Quanto ao Parque Verde cumpre-me dar um testemunho.

Um certo dia, ao fundo da ladeira do Batista designação popular do troço onde se inicia a Rua do Brasil, encontrei o Dr. Mendes Silva, então já ex-presidente da Câmara e, como advogado, regressado às suas funções de promotor imobiliário. Vinha eufórico. Segundo o que então me disse tinha acabado de estabelecer com os proprietários dos terrenos da Ínsua dos Bentos – que o atual Parque Verde parcialmente integrava – uma proposta de acordo a apresentar à Câmara da doação à Cidade do terreno da zona situada entre a linha da Lousã e o rio, em troca da possibilidade de construir na restante parte do terreno.

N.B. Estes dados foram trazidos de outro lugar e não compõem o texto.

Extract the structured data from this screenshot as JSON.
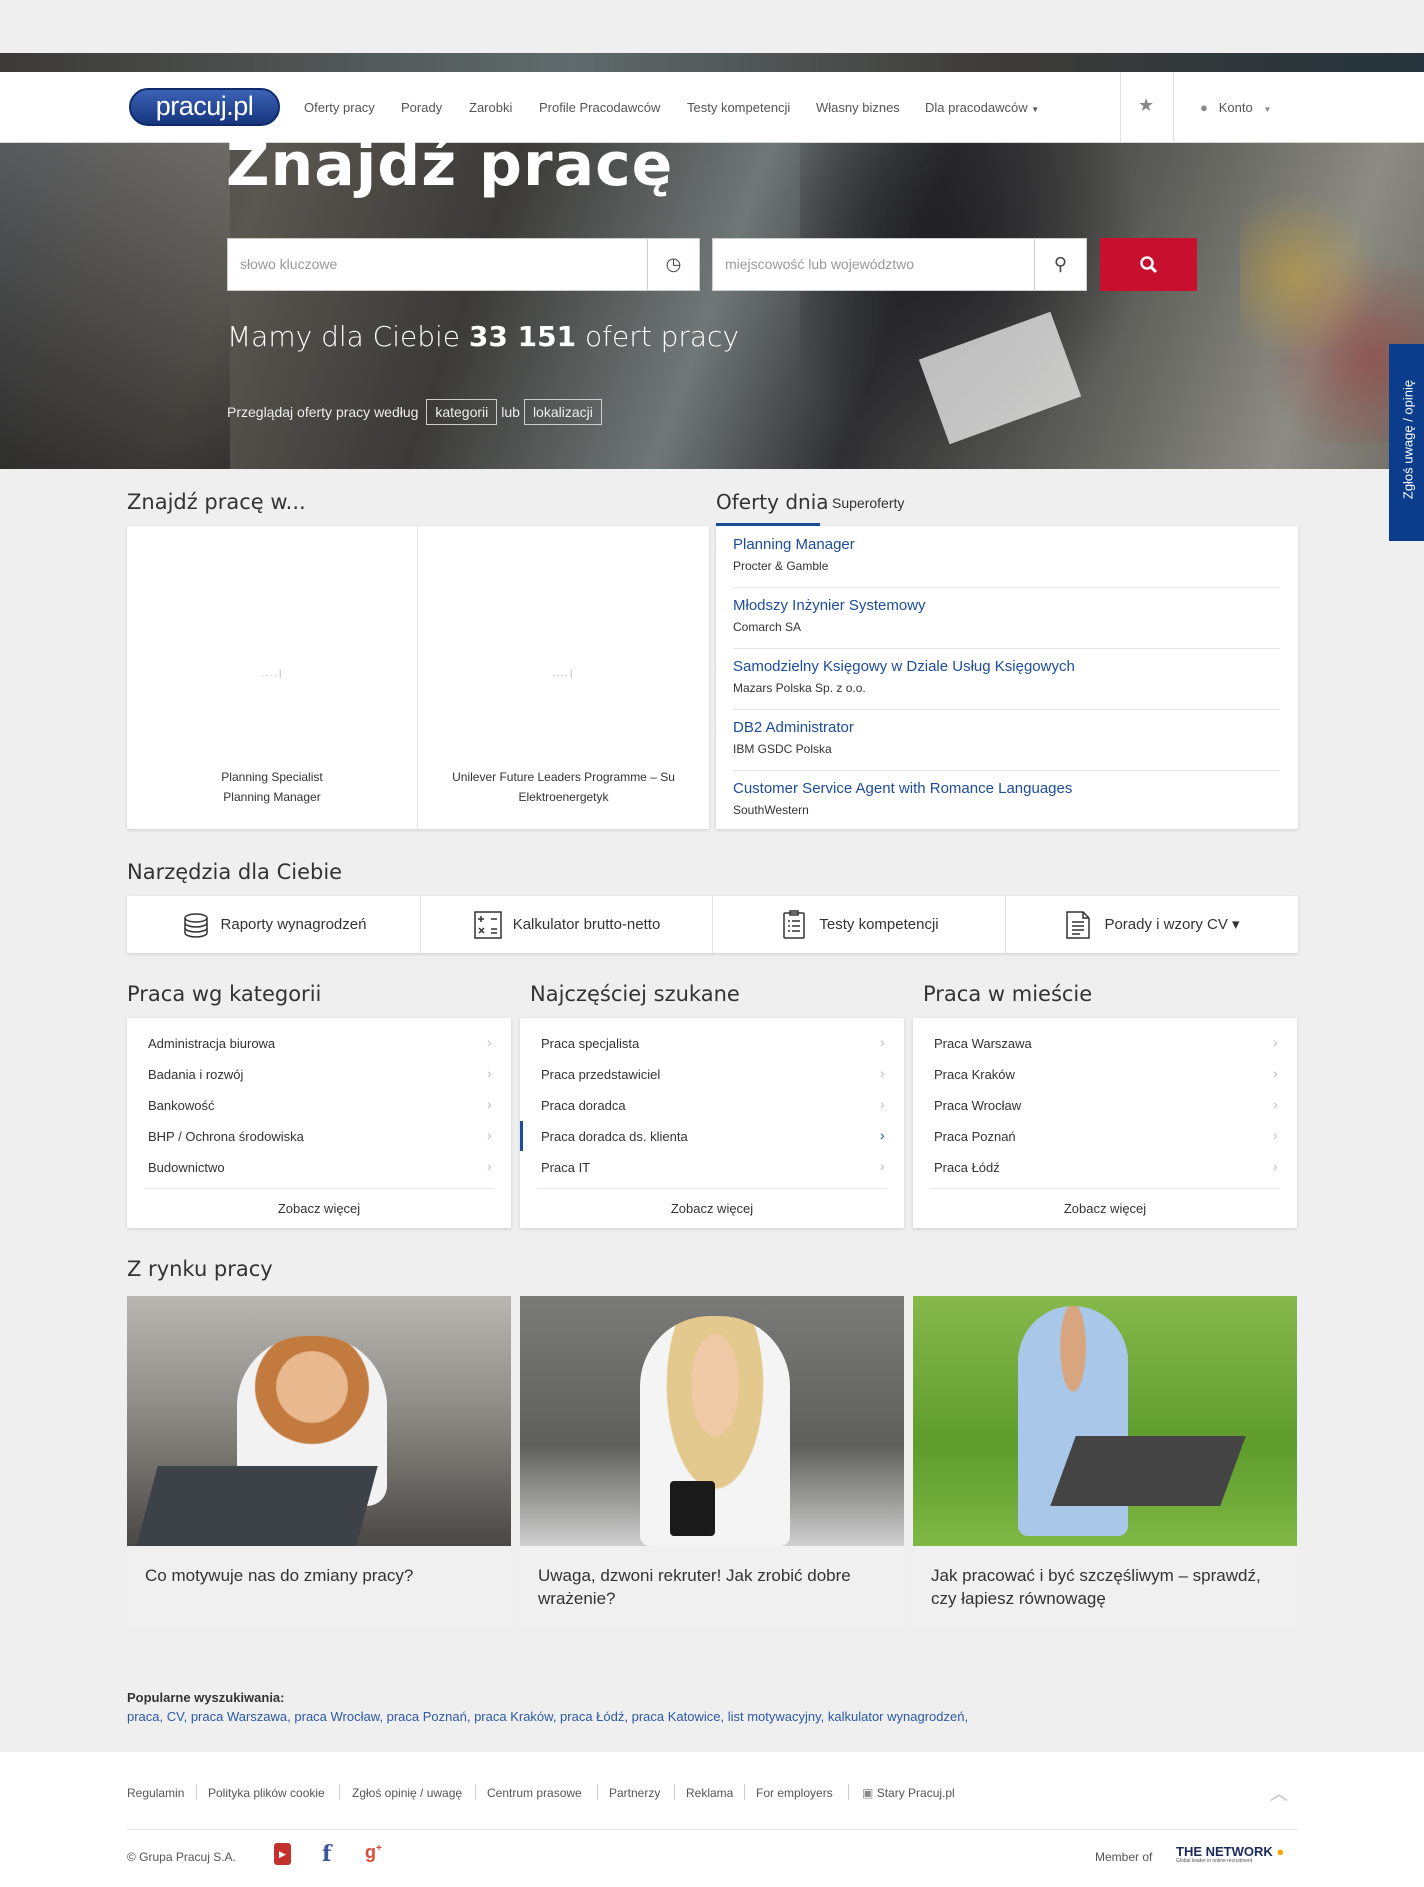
{
  "nav": {
    "logo": "pracuj.pl",
    "items": [
      "Oferty pracy",
      "Porady",
      "Zarobki",
      "Profile Pracodawców",
      "Testy kompetencji",
      "Własny biznes",
      "Dla pracodawców"
    ],
    "account": "Konto"
  },
  "hero": {
    "title": "Znajdź pracę",
    "keyword_placeholder": "słowo kluczowe",
    "location_placeholder": "miejscowość lub województwo",
    "count_prefix": "Mamy dla Ciebie",
    "count_value": "33 151",
    "count_suffix": "ofert pracy",
    "browse_prefix": "Przeglądaj oferty pracy według",
    "browse_category": "kategorii",
    "browse_or": "lub",
    "browse_location": "lokalizacji"
  },
  "feedback": "Zgłoś uwagę / opinię",
  "find_in": {
    "title": "Znajdź pracę w...",
    "tiles": [
      {
        "line1": "Planning Specialist",
        "line2": "Planning Manager"
      },
      {
        "line1": "Unilever Future Leaders Programme – Su",
        "line2": "Elektroenergetyk"
      }
    ]
  },
  "offers": {
    "tab_active": "Oferty dnia",
    "tab_other": "Superoferty",
    "items": [
      {
        "title": "Planning Manager",
        "company": "Procter & Gamble"
      },
      {
        "title": "Młodszy Inżynier Systemowy",
        "company": "Comarch SA"
      },
      {
        "title": "Samodzielny Księgowy w Dziale Usług Księgowych",
        "company": "Mazars Polska Sp. z o.o."
      },
      {
        "title": "DB2 Administrator",
        "company": "IBM GSDC Polska"
      },
      {
        "title": "Customer Service Agent with Romance Languages",
        "company": "SouthWestern"
      }
    ]
  },
  "tools": {
    "title": "Narzędzia dla Ciebie",
    "items": [
      {
        "label": "Raporty wynagrodzeń",
        "icon": "coins-icon"
      },
      {
        "label": "Kalkulator brutto-netto",
        "icon": "calculator-icon"
      },
      {
        "label": "Testy kompetencji",
        "icon": "checklist-icon"
      },
      {
        "label": "Porady i wzory CV ▾",
        "icon": "document-icon"
      }
    ]
  },
  "categories": {
    "title": "Praca wg kategorii",
    "items": [
      "Administracja biurowa",
      "Badania i rozwój",
      "Bankowość",
      "BHP / Ochrona środowiska",
      "Budownictwo"
    ],
    "more": "Zobacz więcej"
  },
  "popular": {
    "title": "Najczęściej szukane",
    "items": [
      "Praca specjalista",
      "Praca przedstawiciel",
      "Praca doradca",
      "Praca doradca ds. klienta",
      "Praca IT"
    ],
    "more": "Zobacz więcej"
  },
  "cities": {
    "title": "Praca w mieście",
    "items": [
      "Praca Warszawa",
      "Praca Kraków",
      "Praca Wrocław",
      "Praca Poznań",
      "Praca Łódź"
    ],
    "more": "Zobacz więcej"
  },
  "market": {
    "title": "Z rynku pracy",
    "articles": [
      "Co motywuje nas do zmiany pracy?",
      "Uwaga, dzwoni rekruter! Jak zrobić dobre wrażenie?",
      "Jak pracować i być szczęśliwym – sprawdź, czy łapiesz równowagę"
    ]
  },
  "popular_searches": {
    "title": "Popularne wyszukiwania:",
    "links": "praca, CV, praca Warszawa, praca Wrocław, praca Poznań, praca Kraków, praca Łódź, praca Katowice, list motywacyjny, kalkulator wynagrodzeń,"
  },
  "footer": {
    "links": [
      "Regulamin",
      "Polityka plików cookie",
      "Zgłoś opinię / uwagę",
      "Centrum prasowe",
      "Partnerzy",
      "Reklama",
      "For employers",
      "Stary Pracuj.pl"
    ],
    "copyright": "© Grupa Pracuj S.A.",
    "member_of": "Member of",
    "network": "THE NETWORK",
    "network_sub": "Global leader in online recruitment"
  },
  "colors": {
    "brand": "#1d4c9a",
    "search_button": "#c8102e",
    "feedback_bg": "#0b3d8c"
  }
}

Era a conclusão de um processo que, desde o seu mandato à frente da Câmara, vinha procurando erguer.

Não posso testemunhar o desenrolar das negociações, pois estas aconteceram num período em que, tendo concluído que me era impossível continuar a desempenhar o cargo de Diretor do Departamento de Cultura, Desporto e Turismo da Câmara de Coimbra, dentro do contexto que eu considerava ser o correto, tomei a decisão de renunciar a essa função e procurar trabalho onde se me pudesse realizar como pessoa e como profissional.

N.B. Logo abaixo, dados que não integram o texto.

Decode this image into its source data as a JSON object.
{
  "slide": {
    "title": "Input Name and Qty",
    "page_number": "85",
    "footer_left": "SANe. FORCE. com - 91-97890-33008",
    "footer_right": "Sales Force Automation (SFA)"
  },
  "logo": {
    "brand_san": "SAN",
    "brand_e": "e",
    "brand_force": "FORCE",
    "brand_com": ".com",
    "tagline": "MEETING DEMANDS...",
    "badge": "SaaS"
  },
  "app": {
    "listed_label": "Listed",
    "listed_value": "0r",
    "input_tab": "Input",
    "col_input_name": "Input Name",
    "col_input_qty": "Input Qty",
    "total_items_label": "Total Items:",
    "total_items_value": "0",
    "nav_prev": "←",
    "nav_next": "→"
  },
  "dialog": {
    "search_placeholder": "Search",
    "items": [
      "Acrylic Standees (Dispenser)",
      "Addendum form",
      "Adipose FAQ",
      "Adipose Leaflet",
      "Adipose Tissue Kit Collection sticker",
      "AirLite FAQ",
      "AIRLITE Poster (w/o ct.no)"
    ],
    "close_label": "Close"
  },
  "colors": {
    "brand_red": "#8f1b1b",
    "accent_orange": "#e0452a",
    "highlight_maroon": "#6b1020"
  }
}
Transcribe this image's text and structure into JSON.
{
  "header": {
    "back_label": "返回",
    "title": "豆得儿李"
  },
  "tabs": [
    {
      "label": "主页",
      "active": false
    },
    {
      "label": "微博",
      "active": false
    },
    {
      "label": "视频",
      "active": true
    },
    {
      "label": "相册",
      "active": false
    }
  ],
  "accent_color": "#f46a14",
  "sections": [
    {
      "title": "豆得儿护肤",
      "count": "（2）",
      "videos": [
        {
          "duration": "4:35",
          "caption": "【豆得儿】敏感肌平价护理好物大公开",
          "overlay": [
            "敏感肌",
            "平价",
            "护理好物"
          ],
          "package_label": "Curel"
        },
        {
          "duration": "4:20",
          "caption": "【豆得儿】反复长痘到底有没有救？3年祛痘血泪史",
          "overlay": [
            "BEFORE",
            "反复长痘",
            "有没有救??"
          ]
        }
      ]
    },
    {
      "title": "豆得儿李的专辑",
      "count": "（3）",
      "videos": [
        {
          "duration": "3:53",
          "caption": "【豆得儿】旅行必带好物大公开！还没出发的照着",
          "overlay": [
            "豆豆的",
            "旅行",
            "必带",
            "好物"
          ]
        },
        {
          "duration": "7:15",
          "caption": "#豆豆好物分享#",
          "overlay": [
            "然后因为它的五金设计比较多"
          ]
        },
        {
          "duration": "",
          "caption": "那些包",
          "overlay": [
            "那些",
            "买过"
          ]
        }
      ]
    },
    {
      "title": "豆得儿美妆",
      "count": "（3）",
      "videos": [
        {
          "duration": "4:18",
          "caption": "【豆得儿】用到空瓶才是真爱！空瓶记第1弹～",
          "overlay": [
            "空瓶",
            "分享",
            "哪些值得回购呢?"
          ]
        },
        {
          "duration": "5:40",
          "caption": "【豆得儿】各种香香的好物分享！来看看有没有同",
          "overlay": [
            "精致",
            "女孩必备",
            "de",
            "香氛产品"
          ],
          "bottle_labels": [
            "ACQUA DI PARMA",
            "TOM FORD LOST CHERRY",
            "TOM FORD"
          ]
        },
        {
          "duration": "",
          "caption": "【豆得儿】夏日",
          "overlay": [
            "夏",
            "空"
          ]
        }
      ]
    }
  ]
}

Coimbra, por vezes, é madrasta. E foi-o para essa figura ímpar de Conimbricense que se chamou Dr. Mendes Silva, a quem a Cidade ainda deve a homenagem e o reconhecimento do muito que por ela fez.

 

Castel-Branco. C. Os jardins de Coimbra. Um colar verde dentro da cidade. In: Monumentos. Revista Semestral de Edifícios e Monumentos. N.º 25, Setembro de 2006. Lisboa, Direção-Geral dos Edifícios e Monumentos Nacionais, pg. 180

Autoria e outros dados (tags, etc)

por Rodrigues Costa às 09:25

Quarta-feira, 27.07.16

Coimbra: a Fonte Nova

A primeira referência à Fonte Nova de que há conhecimento, é de 1137 como Fonte dos Judeus (fons judeorum). Esta denominação ter-se-ia ficado a dever à localização na extremidade do bairro judaico e começo do seu almocávar (cemitério).

Consta que esta fonte, destinada ao abastecimento público, era a mais antiga nascida junto à cidade de Coimbra pois, já em Junho de 1137, a ela se faz referência na demarcação da paróquia de Santa Cruz.

... conforme refere F.A. Martins de Carvalho, a Fonte dos Judeus só no ano de 1725 tenha passado a ser designada por Fonte Nova, aquando a reforma que lhe foi feita, à qual se refere uma inscrição em romano maiúsculo e abreviado ... Esta inscrição pela sua extensão ser desproporcionada para o limitado espaço do rótulo, tornou-se uma tarefa verdadeiramente difícil para o canteiro a quem foi incumbida a gravação. Por tal motivo, tê-la-ia apertado até que a última linha acabou por ficar indecifrável. Nessa inscrição vê-se que “No Anno Aureo da Lei da Graça de MDCCXXV” esta Fonte, velha pelo tempo, aparece como “Faenix Renascida”.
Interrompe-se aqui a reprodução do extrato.